Questions and Answers: How to use them in Nature Study

“Nature study does not start out with the classification given in books, but in the end it builds up in the child’s mind a classification which is based on fundamental knowledge; it is a classification like that evolved by the first naturalists, because it is built on careful personal observations of both form and life.
Handbook of Nature Study, page 6

Nature study is more about asking questions than it is about finding answers. I always enjoy a good question because it means that my children are taking something they see or hear and are internalizing it and then coming up with a good question. Many times just asking the question helps solidify what they already know.

For instance, if they see a little creeping creature and wonder what it is, they will need to look a little closer. On examining the creature, they see that it has six legs. Six legs equals an insect and not a spider.

So already before asking me what it is, they have decided it must be some sort of insect and we can then pull out the proper field guide to see if we can identify it by habitat, color, shape, and size.

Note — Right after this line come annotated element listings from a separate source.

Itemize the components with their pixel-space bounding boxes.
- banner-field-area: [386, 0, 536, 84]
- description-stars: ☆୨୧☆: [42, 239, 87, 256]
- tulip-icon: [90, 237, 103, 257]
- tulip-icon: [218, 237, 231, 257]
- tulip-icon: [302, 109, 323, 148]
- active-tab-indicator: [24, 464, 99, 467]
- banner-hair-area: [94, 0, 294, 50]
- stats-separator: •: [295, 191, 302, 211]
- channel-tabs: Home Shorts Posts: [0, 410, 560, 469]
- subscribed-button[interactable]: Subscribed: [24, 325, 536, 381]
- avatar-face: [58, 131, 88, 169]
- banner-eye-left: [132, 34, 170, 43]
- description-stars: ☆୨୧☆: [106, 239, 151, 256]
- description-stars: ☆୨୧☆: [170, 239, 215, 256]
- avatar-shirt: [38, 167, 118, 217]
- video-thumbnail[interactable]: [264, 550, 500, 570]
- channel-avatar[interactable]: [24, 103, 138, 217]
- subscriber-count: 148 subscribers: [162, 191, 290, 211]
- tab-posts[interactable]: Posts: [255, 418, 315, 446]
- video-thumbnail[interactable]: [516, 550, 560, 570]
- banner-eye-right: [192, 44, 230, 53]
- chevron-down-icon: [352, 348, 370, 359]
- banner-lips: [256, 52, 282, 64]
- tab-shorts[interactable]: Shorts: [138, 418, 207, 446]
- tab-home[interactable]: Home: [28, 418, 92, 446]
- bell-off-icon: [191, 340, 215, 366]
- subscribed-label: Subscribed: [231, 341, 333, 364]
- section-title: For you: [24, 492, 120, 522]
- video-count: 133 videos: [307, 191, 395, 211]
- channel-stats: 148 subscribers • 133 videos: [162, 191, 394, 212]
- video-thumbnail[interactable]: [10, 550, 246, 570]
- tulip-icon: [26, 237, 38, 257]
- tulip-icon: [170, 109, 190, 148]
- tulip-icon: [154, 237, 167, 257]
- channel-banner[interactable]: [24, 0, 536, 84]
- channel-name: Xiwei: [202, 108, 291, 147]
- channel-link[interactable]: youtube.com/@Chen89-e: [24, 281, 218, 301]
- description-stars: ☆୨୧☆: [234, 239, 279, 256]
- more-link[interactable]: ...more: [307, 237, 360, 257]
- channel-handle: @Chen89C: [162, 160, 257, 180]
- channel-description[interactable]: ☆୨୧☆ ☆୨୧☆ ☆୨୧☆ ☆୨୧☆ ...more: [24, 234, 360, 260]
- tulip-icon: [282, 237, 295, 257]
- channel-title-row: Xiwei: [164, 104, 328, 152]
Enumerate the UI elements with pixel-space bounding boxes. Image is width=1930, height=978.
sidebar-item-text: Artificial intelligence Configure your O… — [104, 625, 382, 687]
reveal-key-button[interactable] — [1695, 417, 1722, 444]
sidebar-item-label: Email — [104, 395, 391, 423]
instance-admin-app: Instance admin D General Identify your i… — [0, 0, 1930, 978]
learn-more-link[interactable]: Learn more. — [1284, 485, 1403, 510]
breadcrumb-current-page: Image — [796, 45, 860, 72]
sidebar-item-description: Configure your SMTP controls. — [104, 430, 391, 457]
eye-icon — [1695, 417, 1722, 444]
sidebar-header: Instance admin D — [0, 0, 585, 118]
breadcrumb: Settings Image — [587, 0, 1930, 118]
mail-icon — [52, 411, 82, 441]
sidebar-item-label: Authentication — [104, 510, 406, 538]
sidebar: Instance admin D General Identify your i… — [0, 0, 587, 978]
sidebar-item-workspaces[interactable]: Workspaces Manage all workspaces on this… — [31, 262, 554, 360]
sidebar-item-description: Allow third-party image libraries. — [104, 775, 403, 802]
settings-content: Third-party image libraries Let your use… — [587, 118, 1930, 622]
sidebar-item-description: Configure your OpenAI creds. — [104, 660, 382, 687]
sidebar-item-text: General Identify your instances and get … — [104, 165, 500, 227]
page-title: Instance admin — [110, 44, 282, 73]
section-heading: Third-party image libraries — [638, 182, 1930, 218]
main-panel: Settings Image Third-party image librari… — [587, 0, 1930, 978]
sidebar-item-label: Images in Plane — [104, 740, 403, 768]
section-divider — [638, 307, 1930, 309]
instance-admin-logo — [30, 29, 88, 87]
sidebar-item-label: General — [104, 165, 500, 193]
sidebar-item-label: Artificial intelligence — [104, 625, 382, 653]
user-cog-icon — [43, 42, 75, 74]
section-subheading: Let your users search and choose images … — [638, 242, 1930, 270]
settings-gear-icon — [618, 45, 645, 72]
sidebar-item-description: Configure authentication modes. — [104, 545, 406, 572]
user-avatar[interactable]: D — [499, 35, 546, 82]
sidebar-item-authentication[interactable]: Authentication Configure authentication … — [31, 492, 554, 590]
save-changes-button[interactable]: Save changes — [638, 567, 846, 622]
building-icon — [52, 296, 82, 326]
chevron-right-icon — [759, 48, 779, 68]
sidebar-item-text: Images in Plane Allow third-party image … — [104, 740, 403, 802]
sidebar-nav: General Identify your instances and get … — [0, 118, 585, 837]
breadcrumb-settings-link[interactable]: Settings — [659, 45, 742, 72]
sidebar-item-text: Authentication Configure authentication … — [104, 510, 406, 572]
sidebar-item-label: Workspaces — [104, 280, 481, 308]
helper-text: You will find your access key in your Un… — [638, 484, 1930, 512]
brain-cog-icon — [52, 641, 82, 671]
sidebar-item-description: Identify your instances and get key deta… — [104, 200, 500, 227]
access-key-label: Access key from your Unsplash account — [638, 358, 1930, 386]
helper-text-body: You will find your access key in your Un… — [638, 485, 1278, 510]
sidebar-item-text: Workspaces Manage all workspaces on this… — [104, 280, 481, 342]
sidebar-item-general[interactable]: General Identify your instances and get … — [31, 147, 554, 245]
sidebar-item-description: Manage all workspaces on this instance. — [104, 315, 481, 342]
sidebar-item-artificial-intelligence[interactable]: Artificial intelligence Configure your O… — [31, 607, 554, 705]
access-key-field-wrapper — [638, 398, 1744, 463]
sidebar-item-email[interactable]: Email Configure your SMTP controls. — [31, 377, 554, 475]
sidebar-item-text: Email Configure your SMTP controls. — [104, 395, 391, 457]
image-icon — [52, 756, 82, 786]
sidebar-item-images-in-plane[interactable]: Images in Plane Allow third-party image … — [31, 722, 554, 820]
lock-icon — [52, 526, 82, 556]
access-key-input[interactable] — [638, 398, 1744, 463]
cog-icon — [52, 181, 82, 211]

If we never positively identify a particular insect, we still have taken some time to investigate it further both in the field with our eyes and afterwards in the house with the field guide. The important work was done. We could be finished there if we felt satisfied or we could dig further, checking on the internet or at the library if we were inspired to know more.


This is our science reference shelf with our collection of field guides. Other than the Handbook of Nature Study, these are our best tools for research. The process of going through identifying a subject leads you through a series of questions…good questions.


Some families are making the next step and trying to keep a record of their time in nature with a nature journal. Our family finds this activity very rewarding but we don’t always draw in our journals after every outdoor time.

Honestly, when we do take the time to try to draw what we see during our nature time, we get a lot more out of it. There is something about the process of taking your experiences and putting them down on paper that creates a special bond between you and the subject whether it is a leaf, a spider, a flower, or anything else you choose to draw.


We did end up identifying this caterpillar and we will not forget his name ever….isn’t he great? Many times I find that if we take the time to go outside, explore the outdoors, find something that interests us, ask a question, come inside and research, and then make a nature journal…..we don’t easily forget the information because we “own” it.


Here is a collection of items from a picnic nature study that we had last summer….the process of collecting the items was more fun than spending time identifying them. We just enjoyed them and then left them there at the beach. Maybe next time we will have some questions ready to ask and the proper field guide on hand and we will get down to the business of knowing the particular rock and tree.

So don’t be afraid of questions….questions are a great tool. You don’t need to know all the answers to the questions that your children have about nature study. Consider it a good thing when you find something you need to research because you will learn right alongside your child.

Comments

  1. I love what you have to say about nature study. (BTW, it seems like your post got cut off mid-sentence)

  2. I like how you have all the field guides on a shelf together. I think I may try that in our next house instead of keeping them with their general subject.

  3. so what was that caterpillar’s name? I think he’s the same kind that we find today and I can’t find him anywhere.